また同時に起業家としての先輩やメンターがいれば、そのリストを見せて意見を聞いてみるのもオススメです。すでに事業を始めて成長させている方であれば、多くの事業プランの中からピンとくるものはどれか、なぜそう思うのか、という意見を的確にもらえて参考になることが多いからです。

そうやって数十の事業プランを毎日毎日いろんな観点で考え続けたり他人の意見を聞いていると、自然と最終的に絞られていくのです。その期間も長くて2〜3ヶ月でしょう。そこまでやり切れれば、これ以上の選択肢はもはやない、という状況になり、かなりの自信を持ってその事業に取り組めるようになるのです。

またどこまで目指すのか、を決めることも分野・ビジネスモデル選びと同じぐらい重要です。どこまでというのは登る山の高さであり、最終的な成功度合いとしてスモールビジネスで年収2000万あればいいのか、1000億円企業を目指すのか、1兆円の時価総額を目指すのか、それともお金ではなく自由が欲しいのか、それとも親しい友人に囲まれて楽しく暮らしたいのか、という成功イメージです。そして登る山の高さが変わると、選ぶビジネスモデルも変わるし、どのルートを通って山を登るのかという事業のアプローチ方法もまったく変わってきます。

そしてどこまで目指すのか、というのは、自分自身の心のエゴの部分によるところが大きいのです。どういう状態を実現すれば自分が最も幸せを感じられるのか、後悔なく死ねるのかというところを考え抜いて、最終的に腹落ちできる成功イメージを持つことがとても重要です。そこがずれたまま始めてしまうと、うまくいけばいくほどこんなはずじゃなかった、ということになってしまうからです。

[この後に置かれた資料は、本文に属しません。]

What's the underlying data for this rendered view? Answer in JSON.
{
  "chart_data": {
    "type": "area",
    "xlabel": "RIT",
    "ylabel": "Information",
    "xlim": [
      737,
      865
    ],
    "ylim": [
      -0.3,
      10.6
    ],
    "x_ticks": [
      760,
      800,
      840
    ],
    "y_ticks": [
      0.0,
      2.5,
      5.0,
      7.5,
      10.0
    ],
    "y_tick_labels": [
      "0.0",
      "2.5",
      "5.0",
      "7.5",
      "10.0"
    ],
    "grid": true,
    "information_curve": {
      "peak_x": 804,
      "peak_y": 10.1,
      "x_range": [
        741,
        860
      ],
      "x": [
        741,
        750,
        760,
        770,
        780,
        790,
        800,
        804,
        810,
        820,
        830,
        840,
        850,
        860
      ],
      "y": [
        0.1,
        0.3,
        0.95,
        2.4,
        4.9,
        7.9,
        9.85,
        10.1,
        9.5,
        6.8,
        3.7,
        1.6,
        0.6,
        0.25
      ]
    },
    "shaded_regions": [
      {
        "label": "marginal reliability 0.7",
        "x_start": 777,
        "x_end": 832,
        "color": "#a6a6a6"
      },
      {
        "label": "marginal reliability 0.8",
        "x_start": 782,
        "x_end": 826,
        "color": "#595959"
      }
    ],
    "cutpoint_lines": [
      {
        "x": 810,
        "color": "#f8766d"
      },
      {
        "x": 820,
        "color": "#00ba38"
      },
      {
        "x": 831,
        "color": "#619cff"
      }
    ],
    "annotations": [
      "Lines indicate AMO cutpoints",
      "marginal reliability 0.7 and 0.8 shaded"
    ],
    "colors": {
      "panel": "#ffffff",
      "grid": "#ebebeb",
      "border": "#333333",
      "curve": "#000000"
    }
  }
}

ということで、僕が11年前に始めたPIXTAという事業は、このようなプロセスをたどってスタートした事業なので、迷うことなく立ち上げることができました。またスタートして3年間は売上がほとんど立たずに赤字続きで、いっとき会社のキャッシュがマイナス300万になったり、個人のカードローンがMAXまでいったりと、軌道に乗るまでにはそれなりに苦労しましたが、途中でやめるという選択肢はなく、ここまでやり切ることができました。

またピクスタ創業前に設定した登る山の高さ(詳細は内緒ですがw)はまだまだはるか高い頂にあり、現状の進捗としては数%でありまったく満足していないので、まだまだモチベーション高くがんばれそうですw。

以上、これから起業を考えている人、すでに起業したけどいまいちしっくり来てない方に少しでも参考になれば幸いです。